Australia akan menerbitkan undang-undang yang mewajibkan Facebook dan Google berbagi keuntungan dari iklan, dengan perusahaan media setempat.
Oleh
·2 menit baca
Australia akan menerbitkan undang-undang yang mewajibkan Facebook dan Google berbagi keuntungan dari iklan, dengan perusahaan media setempat.
Jika ini berlaku, Australia menjadi negara pertama yang mengharuskan platform digital, yang juga content agregator, untuk membayar kompensasi atas konten yang mereka gunakan. Kue iklan daring Australia senilai sekitar 5,72 miliar dollar AS (sekitar Rp 88,3 triliun) per tahun, tumbuh delapan kali lipat sejak 2005. Untuk setiap 100 dollar AS belanja iklan daring di sana, sepertiganya masuk ke Google dan Facebook.
Desember lalu, Pemerintah Australia menyatakan Google dan Facebook akan menyetujui aturan baru guna menjamin tidak ada penyalahgunaan kekuatan pasar, dan persaingan media jadi lebih kondusif. Jika aturan ini ditolak, Pemerintah Australia menegaskan akan memaksakan kontrol baru.
Model kompensasi nantinya berbasis pada biaya penyiapan konten jurnalistik, dan nilai tambah bagi platform digital pengguna.
Pemerintah Australia menyadari beratnya kendala seiring kegagalan negosiasi serupa di Perancis dan Spanyol. Model kompensasi nantinya berbasis pada biaya penyiapan konten jurnalistik, dan nilai tambah bagi platform digital pengguna.

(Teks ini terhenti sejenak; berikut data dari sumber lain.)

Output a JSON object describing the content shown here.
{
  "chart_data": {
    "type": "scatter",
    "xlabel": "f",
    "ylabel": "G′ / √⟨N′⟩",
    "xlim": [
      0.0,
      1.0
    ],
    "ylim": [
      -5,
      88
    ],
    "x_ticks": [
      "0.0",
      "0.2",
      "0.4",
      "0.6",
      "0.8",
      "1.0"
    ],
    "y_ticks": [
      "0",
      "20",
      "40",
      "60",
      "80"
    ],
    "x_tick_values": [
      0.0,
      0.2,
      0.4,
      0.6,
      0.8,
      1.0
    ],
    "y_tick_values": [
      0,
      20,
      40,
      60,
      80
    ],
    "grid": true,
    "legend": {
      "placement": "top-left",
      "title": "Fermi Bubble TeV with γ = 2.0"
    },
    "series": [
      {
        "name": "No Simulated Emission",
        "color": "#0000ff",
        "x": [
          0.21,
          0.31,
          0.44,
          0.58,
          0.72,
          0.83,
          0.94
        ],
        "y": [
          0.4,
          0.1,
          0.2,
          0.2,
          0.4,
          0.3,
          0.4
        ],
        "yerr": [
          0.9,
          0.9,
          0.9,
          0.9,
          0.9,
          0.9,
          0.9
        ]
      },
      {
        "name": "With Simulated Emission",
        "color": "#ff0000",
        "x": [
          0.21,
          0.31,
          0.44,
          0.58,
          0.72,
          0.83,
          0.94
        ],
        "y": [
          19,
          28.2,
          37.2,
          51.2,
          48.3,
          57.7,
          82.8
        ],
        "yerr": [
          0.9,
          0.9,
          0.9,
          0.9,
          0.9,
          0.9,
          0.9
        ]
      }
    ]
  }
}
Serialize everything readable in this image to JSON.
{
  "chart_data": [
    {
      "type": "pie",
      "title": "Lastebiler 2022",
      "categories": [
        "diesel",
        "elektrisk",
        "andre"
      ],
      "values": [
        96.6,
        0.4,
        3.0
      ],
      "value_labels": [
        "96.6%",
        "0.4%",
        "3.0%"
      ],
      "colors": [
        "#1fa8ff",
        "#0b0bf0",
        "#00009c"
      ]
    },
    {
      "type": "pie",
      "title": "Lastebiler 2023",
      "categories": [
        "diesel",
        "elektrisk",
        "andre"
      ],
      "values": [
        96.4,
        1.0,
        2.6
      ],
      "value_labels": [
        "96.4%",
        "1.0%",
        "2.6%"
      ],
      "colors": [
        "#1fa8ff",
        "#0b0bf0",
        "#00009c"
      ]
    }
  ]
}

Facebook kecewa terhadap pengumuman itu karena mereka merasa sudah berusaha mencapai kesepakatan bersama. Selain itu, juga sudah ada investasi untuk mendukung perusahaan media yang berjuang tetap hidup. Pernyataan senada dikatakan Google, yang menilai tingginya minat penggunaan Google semata karena relevansi dengan pengguna.
Sikap Australia, yang menjadikan nilai kompensasi, salah satunya berbasis pada biaya konten jurnalistik, menjadi pemikiran di berbagai belahan dunia termasuk Indonesia.
Liputan jurnalistik berkualitas sepatutnya tak cuma dilihat dari hasil akhir, saat dimuat di media cetak, tersiar di televisi, atau dipublikasikan di media daring. Proses pembuatan konten berawal dari ide-ide kreatif di tim redaksi, yang kemudian didiskusikan. Dari diskusi-diskusi itulah lantas muncul strategi peliputan dan strategi pemberitaan.
Proses peliputan tergolong berbiaya mahal. Keharusan media menghadirkan berita akurat, mewajibkan jurnalis datang ke lokasi kejadian, sehingga perlu biaya perjalanan, termasuk hadir di area terpencil. Di samping itu, ada kebutuhan untuk menggaji wartawan dengan upah yang layak.
Perusahaan-perusahaan media di sebuah negara juga punya catatan sejarah panjang sebagai the fourth estate (kekuatan keempat), selain Trias Politika (eksekutif, legislatif, yudikatif). Saat era merebut kemerdekaan, pers menggelorakan semangat perjuangan. Di masa pembangunan, pers menjadi jembatan informasi pemerintah-masyarakat, juga kerap menyuarakan aspirasi rakyat, atau menjalankan fungsi kontrol sosial terhadap pemerintah.
Amat disayangkan jika perusahaan media yang berperan strategis harus terpinggirkan. Selayaknya ada solusi yang menguntungkan semua pihak agar polemik ini tertuntaskan. Media-media nasional di banyak negara tetap menjadi aset bangsa, berjalan beriringan dengan platform digital.